“Hold, Mr. Frank. Better that she should hide any amount of papers, than that a gentleman should insult a lady. Governor, you’re a close prisoner till I see those papers. Gentlemen, clear the room. To our other duties.”
CHAPTER XV.
THE ALGONQUIN VENUS.
At a late hour next day Kaskaskia presented a strange sight. Not a single house was open, every window and door was closely fastened, the very beasts remained bolted in their stables, and a grim-looking patrol of mounted borderers rode up and down the echoing streets, with cocked rifles.
A town of fifteen hundred inhabitants was trembling with abject terror before a force of some two hundred resolute men, who had captured it without shedding a drop of blood, by the pure moral influence of fear.

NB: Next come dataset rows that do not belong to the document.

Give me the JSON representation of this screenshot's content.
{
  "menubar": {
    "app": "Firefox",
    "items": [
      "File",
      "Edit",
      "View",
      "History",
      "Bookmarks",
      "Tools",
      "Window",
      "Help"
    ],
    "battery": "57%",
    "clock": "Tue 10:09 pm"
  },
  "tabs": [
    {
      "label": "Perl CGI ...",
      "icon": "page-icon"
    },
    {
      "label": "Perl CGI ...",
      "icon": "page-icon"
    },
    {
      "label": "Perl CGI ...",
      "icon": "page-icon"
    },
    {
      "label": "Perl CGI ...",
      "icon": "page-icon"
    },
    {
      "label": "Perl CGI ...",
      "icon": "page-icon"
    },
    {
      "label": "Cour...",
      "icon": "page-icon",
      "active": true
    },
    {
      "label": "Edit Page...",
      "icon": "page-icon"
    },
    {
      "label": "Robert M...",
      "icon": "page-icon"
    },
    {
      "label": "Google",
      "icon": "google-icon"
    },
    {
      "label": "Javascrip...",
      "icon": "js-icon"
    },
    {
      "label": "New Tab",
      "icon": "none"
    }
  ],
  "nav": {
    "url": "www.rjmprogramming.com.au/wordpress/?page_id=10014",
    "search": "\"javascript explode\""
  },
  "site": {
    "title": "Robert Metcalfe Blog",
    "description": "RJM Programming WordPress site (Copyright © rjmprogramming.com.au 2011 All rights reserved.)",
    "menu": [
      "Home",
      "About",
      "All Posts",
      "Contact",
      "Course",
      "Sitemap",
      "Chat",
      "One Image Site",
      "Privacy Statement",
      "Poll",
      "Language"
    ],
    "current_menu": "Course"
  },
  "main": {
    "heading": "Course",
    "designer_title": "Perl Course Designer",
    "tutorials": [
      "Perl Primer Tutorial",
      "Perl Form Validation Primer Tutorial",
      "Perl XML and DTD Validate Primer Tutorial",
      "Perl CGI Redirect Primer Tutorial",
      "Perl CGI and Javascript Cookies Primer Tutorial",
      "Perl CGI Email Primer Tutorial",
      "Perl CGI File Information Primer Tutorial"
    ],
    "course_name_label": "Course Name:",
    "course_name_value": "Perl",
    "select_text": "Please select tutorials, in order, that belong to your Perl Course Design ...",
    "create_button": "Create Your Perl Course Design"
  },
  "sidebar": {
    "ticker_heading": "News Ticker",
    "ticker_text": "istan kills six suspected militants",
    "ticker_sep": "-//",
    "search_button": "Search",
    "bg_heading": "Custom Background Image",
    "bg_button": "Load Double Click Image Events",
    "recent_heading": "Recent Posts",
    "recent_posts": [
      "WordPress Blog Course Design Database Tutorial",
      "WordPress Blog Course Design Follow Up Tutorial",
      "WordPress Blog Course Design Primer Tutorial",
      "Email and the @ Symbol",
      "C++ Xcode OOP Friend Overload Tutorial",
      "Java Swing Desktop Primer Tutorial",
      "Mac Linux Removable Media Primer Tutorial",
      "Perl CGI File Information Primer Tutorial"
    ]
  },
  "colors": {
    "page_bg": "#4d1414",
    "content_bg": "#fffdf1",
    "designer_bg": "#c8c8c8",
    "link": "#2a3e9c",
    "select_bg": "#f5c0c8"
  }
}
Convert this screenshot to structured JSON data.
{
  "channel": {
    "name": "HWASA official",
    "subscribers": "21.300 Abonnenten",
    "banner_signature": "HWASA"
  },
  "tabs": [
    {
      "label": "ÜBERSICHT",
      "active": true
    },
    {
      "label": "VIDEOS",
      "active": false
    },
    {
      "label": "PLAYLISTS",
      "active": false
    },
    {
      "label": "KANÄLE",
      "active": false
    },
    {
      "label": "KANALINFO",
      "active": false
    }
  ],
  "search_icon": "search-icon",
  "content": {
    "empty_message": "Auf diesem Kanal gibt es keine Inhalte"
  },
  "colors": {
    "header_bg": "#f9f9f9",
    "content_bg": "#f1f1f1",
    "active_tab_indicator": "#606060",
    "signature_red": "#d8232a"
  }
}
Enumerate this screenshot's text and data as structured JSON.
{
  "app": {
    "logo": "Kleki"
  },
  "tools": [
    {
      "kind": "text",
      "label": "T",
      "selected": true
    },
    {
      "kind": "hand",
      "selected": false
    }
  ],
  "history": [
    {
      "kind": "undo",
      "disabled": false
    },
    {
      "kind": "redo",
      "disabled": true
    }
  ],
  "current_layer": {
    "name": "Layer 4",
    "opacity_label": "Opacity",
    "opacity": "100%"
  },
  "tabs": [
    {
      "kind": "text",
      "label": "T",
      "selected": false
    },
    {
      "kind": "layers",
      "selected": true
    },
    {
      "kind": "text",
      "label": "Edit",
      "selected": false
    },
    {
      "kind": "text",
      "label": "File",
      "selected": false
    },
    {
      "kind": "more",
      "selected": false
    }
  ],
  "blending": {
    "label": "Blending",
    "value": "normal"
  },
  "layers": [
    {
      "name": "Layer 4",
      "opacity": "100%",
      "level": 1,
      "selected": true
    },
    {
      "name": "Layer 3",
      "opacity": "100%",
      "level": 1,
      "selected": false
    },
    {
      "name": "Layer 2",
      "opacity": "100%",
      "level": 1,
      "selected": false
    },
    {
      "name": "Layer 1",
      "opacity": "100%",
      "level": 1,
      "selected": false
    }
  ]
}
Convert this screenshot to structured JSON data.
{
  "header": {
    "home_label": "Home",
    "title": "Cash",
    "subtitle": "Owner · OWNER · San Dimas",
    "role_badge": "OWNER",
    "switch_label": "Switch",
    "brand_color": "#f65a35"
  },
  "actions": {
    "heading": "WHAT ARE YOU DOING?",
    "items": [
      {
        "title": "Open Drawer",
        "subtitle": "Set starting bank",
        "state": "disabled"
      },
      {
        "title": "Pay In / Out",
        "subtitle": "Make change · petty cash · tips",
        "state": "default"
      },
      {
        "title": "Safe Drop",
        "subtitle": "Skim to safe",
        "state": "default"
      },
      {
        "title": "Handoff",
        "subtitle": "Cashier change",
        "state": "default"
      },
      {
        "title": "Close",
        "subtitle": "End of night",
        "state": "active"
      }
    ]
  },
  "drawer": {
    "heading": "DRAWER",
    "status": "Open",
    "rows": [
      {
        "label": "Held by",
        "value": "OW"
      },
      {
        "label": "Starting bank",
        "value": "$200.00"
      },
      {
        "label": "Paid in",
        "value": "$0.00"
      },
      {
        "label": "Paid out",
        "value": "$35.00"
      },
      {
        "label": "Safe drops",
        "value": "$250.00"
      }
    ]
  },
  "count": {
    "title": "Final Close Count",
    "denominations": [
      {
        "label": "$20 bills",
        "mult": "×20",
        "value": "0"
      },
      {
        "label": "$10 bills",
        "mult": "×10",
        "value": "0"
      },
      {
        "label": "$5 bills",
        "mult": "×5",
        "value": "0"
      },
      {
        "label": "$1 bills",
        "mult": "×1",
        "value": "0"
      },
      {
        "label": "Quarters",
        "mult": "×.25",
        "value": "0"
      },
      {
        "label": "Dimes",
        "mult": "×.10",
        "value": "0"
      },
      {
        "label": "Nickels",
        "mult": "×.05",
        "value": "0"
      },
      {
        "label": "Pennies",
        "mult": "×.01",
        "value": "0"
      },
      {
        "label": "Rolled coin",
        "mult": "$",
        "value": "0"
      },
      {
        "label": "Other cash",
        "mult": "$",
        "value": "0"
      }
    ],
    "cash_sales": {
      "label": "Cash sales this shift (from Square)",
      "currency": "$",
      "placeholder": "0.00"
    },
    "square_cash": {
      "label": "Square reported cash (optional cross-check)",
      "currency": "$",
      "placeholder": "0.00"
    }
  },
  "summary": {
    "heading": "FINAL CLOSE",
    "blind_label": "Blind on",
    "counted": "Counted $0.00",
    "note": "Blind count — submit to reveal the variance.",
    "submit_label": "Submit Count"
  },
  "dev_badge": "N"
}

The main body of the invaders lay at the edge of the town, by their bivouac fires, which burned brightly at the expense of all the neighboring fences. There was bluff Simon Kenton, who had left his old friend Boone in Kentucky, to share the perils and glories of the Kaskaskia expedition, and who was lolling on his back, laughing over the night’s adventures to a group of borderers.
“Golly, Bill,” said he, to Harrod, who was devouring a huge chunk of corn-bread with great relish, “how them French Britishers do skeer, to be sure! I b’lieve ef we’d axed them fur all thar money last night, instead of their shootin’-irons, they’d ’a’ guv it jest as easy.”
“Don’t you b’lieve it, Sime,” said Harrod, dryly. “It takes a powerful skeer to git a feller’s money. But, Gosh, boys, that thar little cuss of a adjutant of ours, he did fly round amazin’ last night. Jest like a bug on a hot griddle, he war. And ef it hadn’t b’en fur him, Lord knows ef we’d ’a’ tuk the fort at all.”
“Who is that adjutant?” inquired Major Bowman, who was sitting close by them, in republican simplicity, guiltless of military etiquette when off duty. “I never saw him in Kentucky; but he seems to be a great favorite with Clark.”